Most auto people will correctly point out that California's 2016 43 mpg number threatens the existence of the industry. 

More...


----------



## xrotaryguy (Jul 26, 2007)

News Bot said:


> Most auto people will correctly point out that California's 2016 43 mpg number threatens the existence of the industry.
> 
> More...


What?  How is 43mpg a bad thing when gas was only $3.00/gal last year and its projected to be $4.00/gal this summer? If this keeps up, gas will be $5.00 next year, $6.00 the year after that... etc. By 2020, gas should cost about $16.00/gal. Ok, I have a tough time believing that gas will be 416.00/gal by 2020, but you get the idea. I hope I'm wrong on that one.  At any rate, the rapidly escalating price of fuel is an infinitely greater threat to the auto industry than a silly little 43mpg average fuel economy standard. If anything, 43mph by 2016 is not good enough.


----------



## david85 (Nov 12, 2007)

I can sort of see his concern. The zero emission mandate was a less extreme piece of legislation that allowed a small segment of the market to act as a test platform for new technology. The problem here is that aggressive activists and vote hunting politicians are running the show instead of common sense. We do need a more balanced approach to emission standards VS duel economy, what they did to diesel engines, for example is just stupid.

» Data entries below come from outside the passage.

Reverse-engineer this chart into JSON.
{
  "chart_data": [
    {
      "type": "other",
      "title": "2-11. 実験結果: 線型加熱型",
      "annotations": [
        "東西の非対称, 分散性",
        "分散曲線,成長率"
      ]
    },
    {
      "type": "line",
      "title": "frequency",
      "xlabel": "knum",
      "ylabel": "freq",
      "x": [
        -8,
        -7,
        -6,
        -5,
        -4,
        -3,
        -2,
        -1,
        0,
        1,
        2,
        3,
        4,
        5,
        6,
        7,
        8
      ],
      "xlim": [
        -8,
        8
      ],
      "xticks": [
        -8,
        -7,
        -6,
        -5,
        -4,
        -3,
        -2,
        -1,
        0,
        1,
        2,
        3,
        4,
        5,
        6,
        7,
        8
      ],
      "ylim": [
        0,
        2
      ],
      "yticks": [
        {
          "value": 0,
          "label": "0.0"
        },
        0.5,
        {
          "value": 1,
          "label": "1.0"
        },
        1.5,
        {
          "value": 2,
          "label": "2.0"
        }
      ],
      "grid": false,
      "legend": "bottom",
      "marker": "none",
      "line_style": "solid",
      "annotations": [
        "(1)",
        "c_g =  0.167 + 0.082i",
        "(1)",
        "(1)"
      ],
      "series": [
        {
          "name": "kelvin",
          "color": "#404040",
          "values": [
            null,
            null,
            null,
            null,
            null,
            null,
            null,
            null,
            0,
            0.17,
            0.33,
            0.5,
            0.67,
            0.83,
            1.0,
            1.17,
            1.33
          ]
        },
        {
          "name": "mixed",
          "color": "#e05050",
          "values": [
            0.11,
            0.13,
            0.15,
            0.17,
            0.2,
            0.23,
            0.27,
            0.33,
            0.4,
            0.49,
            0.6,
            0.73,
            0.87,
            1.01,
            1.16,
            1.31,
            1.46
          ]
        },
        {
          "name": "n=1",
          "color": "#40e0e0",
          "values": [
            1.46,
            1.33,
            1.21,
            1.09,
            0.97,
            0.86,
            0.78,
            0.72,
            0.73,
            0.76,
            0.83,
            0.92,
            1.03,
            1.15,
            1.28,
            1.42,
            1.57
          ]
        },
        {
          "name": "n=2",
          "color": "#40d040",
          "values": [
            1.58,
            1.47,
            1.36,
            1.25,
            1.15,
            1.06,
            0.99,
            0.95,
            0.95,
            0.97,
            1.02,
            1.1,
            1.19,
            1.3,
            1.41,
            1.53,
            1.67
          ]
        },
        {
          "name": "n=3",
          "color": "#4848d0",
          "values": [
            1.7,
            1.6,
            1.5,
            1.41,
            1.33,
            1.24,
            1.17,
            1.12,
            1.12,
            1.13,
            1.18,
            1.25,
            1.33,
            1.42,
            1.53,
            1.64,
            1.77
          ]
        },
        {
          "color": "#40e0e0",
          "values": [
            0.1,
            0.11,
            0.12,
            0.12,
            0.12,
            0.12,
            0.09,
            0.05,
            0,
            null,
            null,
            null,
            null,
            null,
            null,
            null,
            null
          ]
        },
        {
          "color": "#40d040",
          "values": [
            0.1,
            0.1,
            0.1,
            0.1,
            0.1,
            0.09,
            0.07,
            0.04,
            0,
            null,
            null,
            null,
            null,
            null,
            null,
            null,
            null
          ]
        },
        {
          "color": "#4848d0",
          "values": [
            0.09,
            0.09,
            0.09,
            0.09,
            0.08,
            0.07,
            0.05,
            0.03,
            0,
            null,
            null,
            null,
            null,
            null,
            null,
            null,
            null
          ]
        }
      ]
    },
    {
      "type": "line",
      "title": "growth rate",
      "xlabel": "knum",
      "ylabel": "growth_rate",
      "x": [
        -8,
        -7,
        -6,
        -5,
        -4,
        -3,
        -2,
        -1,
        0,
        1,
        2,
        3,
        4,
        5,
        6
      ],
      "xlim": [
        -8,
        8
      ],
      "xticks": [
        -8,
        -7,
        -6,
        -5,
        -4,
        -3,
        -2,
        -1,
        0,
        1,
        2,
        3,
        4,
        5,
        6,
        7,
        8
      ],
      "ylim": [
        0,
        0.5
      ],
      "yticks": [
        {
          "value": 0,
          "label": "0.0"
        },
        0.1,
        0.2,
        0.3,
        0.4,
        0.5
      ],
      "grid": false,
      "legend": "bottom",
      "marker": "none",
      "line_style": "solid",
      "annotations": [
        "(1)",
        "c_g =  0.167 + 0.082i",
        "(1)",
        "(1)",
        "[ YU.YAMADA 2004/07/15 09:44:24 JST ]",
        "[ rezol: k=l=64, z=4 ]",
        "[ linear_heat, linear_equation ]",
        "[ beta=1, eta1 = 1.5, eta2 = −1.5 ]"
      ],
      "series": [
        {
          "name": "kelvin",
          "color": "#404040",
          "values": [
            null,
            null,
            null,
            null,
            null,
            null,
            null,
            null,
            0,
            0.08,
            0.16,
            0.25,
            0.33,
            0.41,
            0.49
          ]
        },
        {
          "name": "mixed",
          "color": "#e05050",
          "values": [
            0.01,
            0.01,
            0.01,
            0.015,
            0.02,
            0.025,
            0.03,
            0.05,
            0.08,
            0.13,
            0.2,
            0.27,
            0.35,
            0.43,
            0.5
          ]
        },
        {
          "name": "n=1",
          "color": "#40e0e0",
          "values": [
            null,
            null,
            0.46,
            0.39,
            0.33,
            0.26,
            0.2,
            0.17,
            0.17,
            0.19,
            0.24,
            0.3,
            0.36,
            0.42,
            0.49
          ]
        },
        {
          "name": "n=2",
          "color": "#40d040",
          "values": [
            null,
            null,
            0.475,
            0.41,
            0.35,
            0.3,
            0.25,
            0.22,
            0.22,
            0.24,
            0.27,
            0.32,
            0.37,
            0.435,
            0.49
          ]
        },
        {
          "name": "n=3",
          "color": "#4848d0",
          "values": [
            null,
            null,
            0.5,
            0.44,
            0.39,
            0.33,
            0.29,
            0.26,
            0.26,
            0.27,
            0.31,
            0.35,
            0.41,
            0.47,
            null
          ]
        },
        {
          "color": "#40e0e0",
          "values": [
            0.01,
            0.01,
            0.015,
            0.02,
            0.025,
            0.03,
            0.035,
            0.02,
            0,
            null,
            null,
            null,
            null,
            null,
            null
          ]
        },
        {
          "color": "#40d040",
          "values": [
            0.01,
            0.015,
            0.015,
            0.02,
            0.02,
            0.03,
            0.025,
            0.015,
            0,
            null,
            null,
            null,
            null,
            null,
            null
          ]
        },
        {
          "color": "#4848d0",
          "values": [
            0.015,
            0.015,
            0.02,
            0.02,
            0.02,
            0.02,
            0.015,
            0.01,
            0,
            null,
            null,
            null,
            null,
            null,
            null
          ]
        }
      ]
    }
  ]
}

This situation causes the automakers to fight the laws tooth and nail for their very survival because you can't make a pickup truck that gets 40 MPG unless you abandoned the ICE altogether. Again, not a bad thing, but you can't force change like this, not across the whole market without dangerous consequences.

Where are the moderates in all this? We could sure use some to come up with a more balanced approach, and knock some heads together (or maybe clean off).

The truth is consumer are already starting to make choices based on operating cost of the vehicle. I hate to admit it, but there is a time when good economics must be given a chance to work, instead of trying to shovel water uphill with tax dollars. Situations like this will only lead to more battles played out in courtrooms, and the legislature instead of focusing on the technological solutions that can make our dreams a reality.


----------



## Coley (Jul 26, 2007)

The best ratio for burning gasoline for performance and mileage with not too bad of emissions, I was told, was always 15:1.
Cubic inches or high compression were the best ways to get better mileage.
Cubic inches takes in too much weight for the powerplant and high compression is an emissions nightmare.
Does anyone know if 40 mpg is even a realistic figure?
Especially when you figure in all of the creature comforts we insist on?
Each new line of cars that comes out small "for mileage", then get faster and larger until we are griping about fuel economy again.


----------